Nessas condições, a Guatemala entra em território desconhecido. A chamada revolução da dignidade ficou sem seu principal combustível. Com a prisão do general Otto Pérez Molina e da vice-presidenta Roxana Baldetti, o protesto corre agora o risco de se diluir. E mesmo que seus organizadores queiram mantê-lo vivo como movimento de regeneração política, os analistas alertam que essa massa heterogênea e transversal que assombrou o mundo pode acabar em uma infinidade de correntes sem voltagem suficiente para subjugar uma classe política acostumada a séculos de depredação. Nesse cenário de incerteza tudo parece provisório. O Governo, até a finalização da passagem de poderes em 14 de janeiro de 2016, fica nas mãos de um presidente interino que só está lá pelas quedas sucessivas da vice-presidenta e do chefe de Estado.

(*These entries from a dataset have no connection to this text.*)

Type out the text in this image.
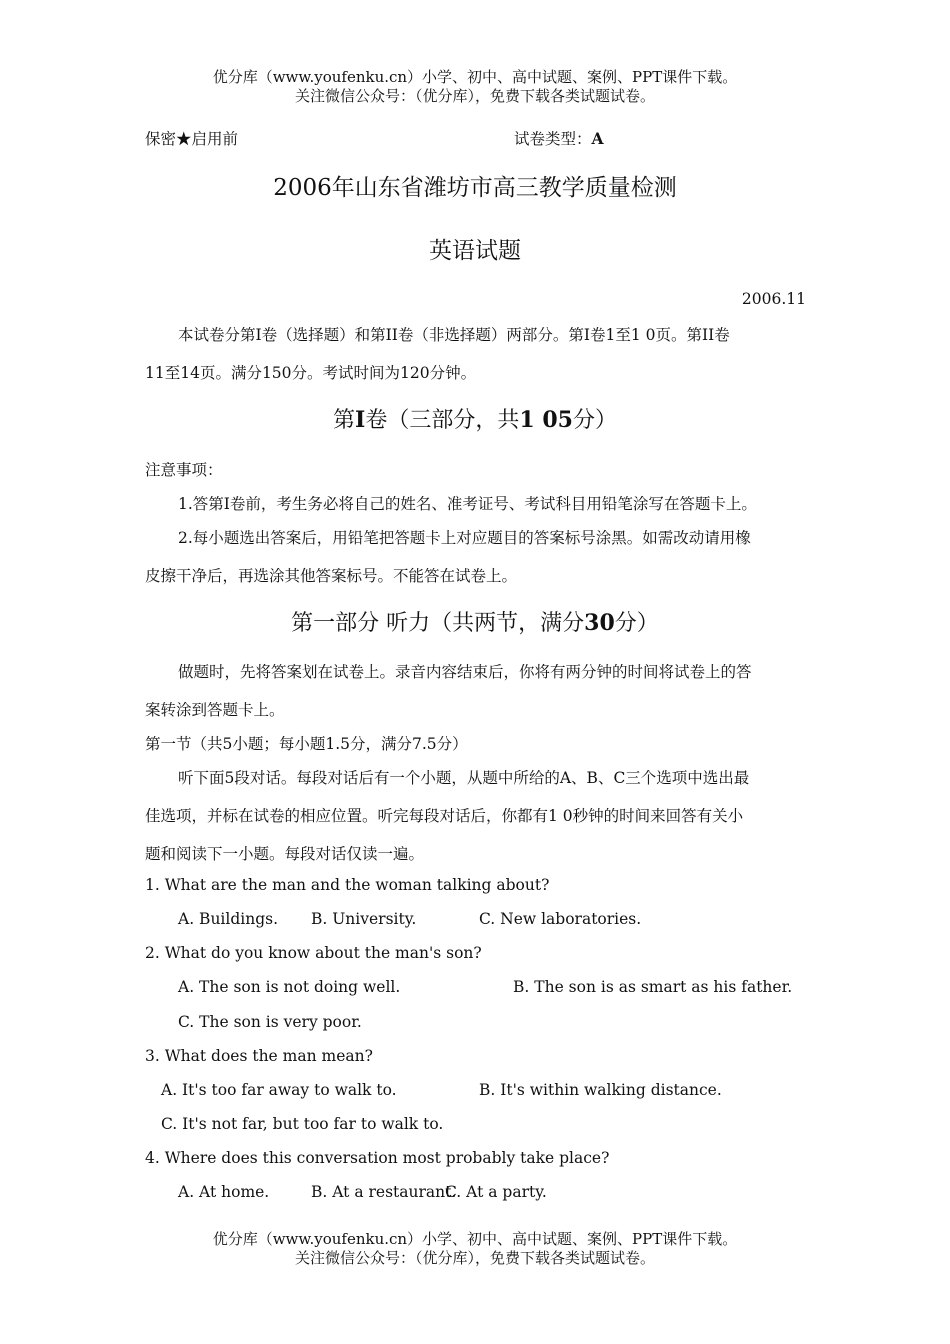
优分库（www.youfenku.cn）小学、初中、高中试题、案例、PPT课件下载。
关注微信公众号：（优分库），免费下载各类试题试卷。
保密★启用前	试卷类型：A
2006年山东省潍坊市高三教学质量检测
英语试题
2006.11
本试卷分第I卷（选择题）和第II卷（非选择题）两部分。第I卷1至1 0页。第II卷
11至14页。满分150分。考试时间为120分钟。
第I卷（三部分，共1 05分）
注意事项：
1.答第I卷前，考生务必将自己的姓名、准考证号、考试科目用铅笔涂写在答题卡上。
2.每小题选出答案后，用铅笔把答题卡上对应题目的答案标号涂黑。如需改动请用橡
皮擦干净后，再选涂其他答案标号。不能答在试卷上。
第一部分 听力（共两节，满分30分）
做题时，先将答案划在试卷上。录音内容结束后，你将有两分钟的时间将试卷上的答
案转涂到答题卡上。
第一节（共5小题；每小题1.5分，满分7.5分）
听下面5段对话。每段对话后有一个小题，从题中所给的A、B、C三个选项中选出最
佳选项，并标在试卷的相应位置。听完每段对话后，你都有1 0秒钟的时间来回答有关小
题和阅读下一小题。每段对话仅读一遍。
1. What are the man and the woman talking about?
A. Buildings. B. University.	C. New laboratories.
2. What do you know about the man's son?
A. The son is not doing well.	B. The son is as smart as his father.
C. The son is very poor.
3. What does the man mean?
A. It's too far away to walk to.	B. It's within walking distance.
C. It's not far, but too far to walk to.
4. Where does this conversation most probably take place?
A. At home.	B. At a restaurant.
C. At a party.
优分库（www.youfenku.cn）小学、初中、高中试题、案例、PPT课件下载。
关注微信公众号：（优分库），免费下载各类试题试卷。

As eleições também não trouxeram nenhuma resposta clara. A classe política guatemalteca não está próxima à população e nenhum dos 14 candidatos presidenciais na disputa foi capaz de se colocar claramente à frente das enormes energias liberadas pela sociedade civil para derrubar Pérez Molina. Após os dias de glória vividos nessa semana, uma nuvem de frustração pesa no ambiente, e poucos na Guatemala acreditam que alguns dos candidatos possam trazer a transformação radical da qual o país necessita. A população, diante dessa perspectiva, está mais cautelosa em sua confiança. As manifestações dos últimos meses demonstraram seu poder e muitas pessoas afirmam que voltarão a protestar ao menor sinal de retrocesso. Mas a própria dinâmica do protesto, espontâneo e acéfalo, o coloca em perigo. E se esse movimento enfraquecer, a possibilidade de retrocesso é evidente. 50% do financiamento dos partidos, segundo a ONU, vem de organizações mafiosas, entre elas o tráfico de drogas, e a corrupção, como ficou demonstrado nos últimos casos, está incrustada nos mais altos cargos da nação. A Guatemala, golpeada por anos de sangue e fogo, continua em risco.